Are the people we’re talking to/praying for/offering hot chocolate to seen primarily as potential converts, apologetics/prayer practice, or primarily as the individuals they are?

Just as importantly, is that how we are perceived? I remember going out to give ice lollies to people on campus one summer, with people from a local church. One person, wondering about our motives, first asked if they were laced with Rohypnol, and then jumped to the conclusion we were Christians, out to convert them.

agenda

Photo: Pava, reused under CC License

Second-guessing other people’s purposes. We do that all the time. School workers in France were recently asked to reflect on the shape education should take. Some took the view that this consultation was carried out in order for the government to look like it was listening, but that all decisions had already been taken; and that they would take any admission of failure as an excuse to give less funding.

Just so with the author of the blog post. She second-guessed the intentions behind the healing-prayer offer. She might have been right, but it could also be that the gentleman was moved by a genuine desire to see her healed. It could also be that he had a desire to get to know her, and to welcome her into the local church family, which he did by not tiptoeing around an obvious issue. The thing is, we cannot know; and the author of the blog post cannot know.
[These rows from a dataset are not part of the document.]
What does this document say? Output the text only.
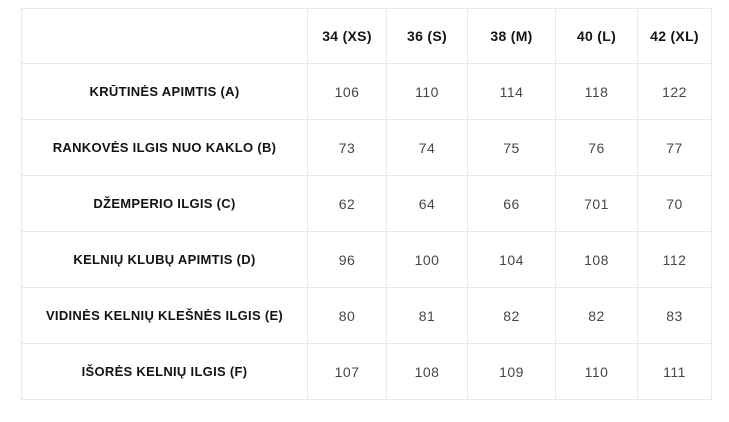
	34 (XS)	36 (S)	38 (M)	40 (L)	42 (XL)
KRŪTINĖS APIMTIS (A)	106	110	114	118	122
RANKOVĖS ILGIS NUO KAKLO (B)	73	74	75	76	77
DŽEMPERIO ILGIS (C)	62	64	66	701	70
KELNIŲ KLUBŲ APIMTIS (D)	96	100	104	108	112
VIDINĖS KELNIŲ KLEŠNĖS ILGIS (E)	80	81	82	82	83
IŠORĖS KELNIŲ ILGIS (F)	107	108	109	110	111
Because in second-guessing the purpose of the conversation, in her head, that conversation could only end in one way: there was no room for genuine listening and for genuine conversation.

The same goes for every single time we second guess other people’s motives. If you see a stall of Christians with hot chocolate and assume they’re just there to shove the Gospel in your face and not interested in you as a person, then you’re not going to be able to listen to them OR to talk to them. If you assume that the government is out to justify cost-cutting measures, you’re going to make sure that you give them nothing – and conversely, they’re going to stop listening. Communication breaks down.

In communication, there are two main responsibilities: talking honestly (i.e., not hiding your motives) and listening genuinely. The latter involves trying, as much as possible, not to second guess what the other is trying to achieve.